Bei all der Aufregung um den Park fragt man sich: Wenn sich der Park nicht verändert hat, haben sich die Anwohner verändert? Gibt es mehr Familien, mehr Touristen, die sich an der Dealerei stören?

Andererseits gibt es unter den vielen verschiedenen Parknutzern auch große Schnittmengen, zum Beispiel den Familienvater, der hier auch sein Gras kauft. Die Partyleute nehmen das Angebot sowieso dankend an und vor allem die amerikanischen Touristen finden es herrlich verrucht, dass man in dem verrückten Berlin in den Parks weiche Drogen kaufen kann.

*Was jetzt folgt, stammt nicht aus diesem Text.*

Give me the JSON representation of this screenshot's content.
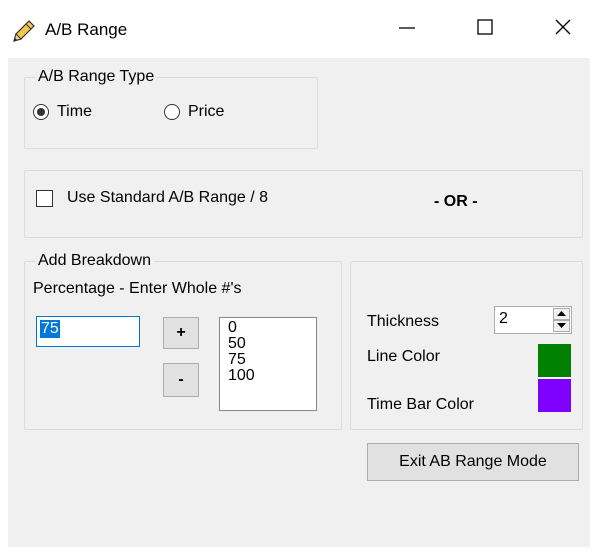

Letzte Woche zog ein Kamerateam des Regionalfernsehens auf der Suche nach alarmierten Bürgern durch den Park. Die eingefangenen Stimmen gingen dabei in eine ganz andere Richtung, als die gewohnte Berichterstattung. Die Parkbesucher fühlten sich eher wegen der vermehrten Polizeipräsenz verunsichert oder winkten gleich ab: „Die Touristen nerven mich mehr als die Dealer“.